Floating-point depth buffers would enhance range if they actually stored non-normalized depth values. You have a choice between 32-bit fixed-point or 32-bit floating-point depth, for all other bit-depths the depth buffer is always fixed-point. So compared to a 24-bit or 16-bit depth buffer, a floating-point depth buffer always has enhanced precision... but the reason has nothing to do with the fact that you switched to floating-point. Depth values are generally already in the range 0.0 - 1.0 whether you use floating-point or not, so by themselves nothing is gained.

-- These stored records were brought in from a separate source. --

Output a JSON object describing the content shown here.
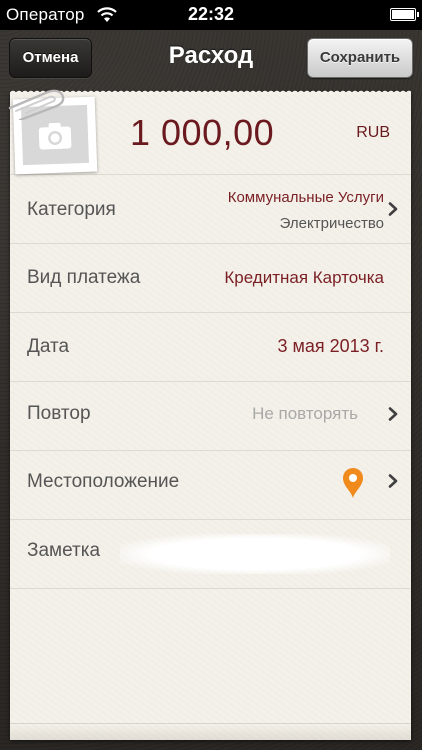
{
  "status_bar": {
    "carrier": "Оператор",
    "time": "22:32",
    "battery_level": 1.0
  },
  "nav": {
    "title": "Расход",
    "cancel_label": "Отмена",
    "save_label": "Сохранить"
  },
  "expense": {
    "amount": "1 000,00",
    "currency": "RUB"
  },
  "fields": {
    "category": {
      "label": "Категория",
      "value": "Коммунальные Услуги",
      "subvalue": "Электричество"
    },
    "payment_type": {
      "label": "Вид платежа",
      "value": "Кредитная Карточка"
    },
    "date": {
      "label": "Дата",
      "value": "3 мая 2013 г."
    },
    "repeat": {
      "label": "Повтор",
      "value": "Не повторять"
    },
    "location": {
      "label": "Местоположение"
    },
    "note": {
      "label": "Заметка",
      "value": ""
    }
  },
  "colors": {
    "accent": "#7a1f24",
    "paper": "#f4f1ea",
    "pin": "#f08a1c"
  },
  "icons": [
    "wifi-icon",
    "battery-icon",
    "camera-icon",
    "paperclip-icon",
    "chevron-right-icon",
    "map-pin-icon"
  ]
}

An interesting property of floating-point depth buffers, however, is that if you invert the depth range and use a floating-point depth buffer you can often improve the consistency in precision near and far. Typically because of the way perspective projection works precision is distributed with a bias toward points close to the near plane. Emil Persson has a great discussion of the situation here. He also has a few articles to his name on the subject while he worked at AMD, though they are less pertinent.
Also, you should never linearize the depth buffer. This requires writing a new value to the depth buffer after rasterization, and will prevent hardware optimizations such as Hierarchical Z-Buffering and Early Depth Tests from functioning as intended. Do everything you can to maximize the precision of the non-linear depth buffer, rather than fundamentally altering what is stored in the depth buffer.
As a capstone to this entire disucssion, you should consider the following article, because it discusses the ramifications of all of the representations I mentioned above in terms of re-constructing position from depth. The takeaway point is that inverse perspective depth (1 – Z/W, 32-bit floating point
) is nearly as good as linear depth, and it still benefits from hardware Z-buffer optimizations.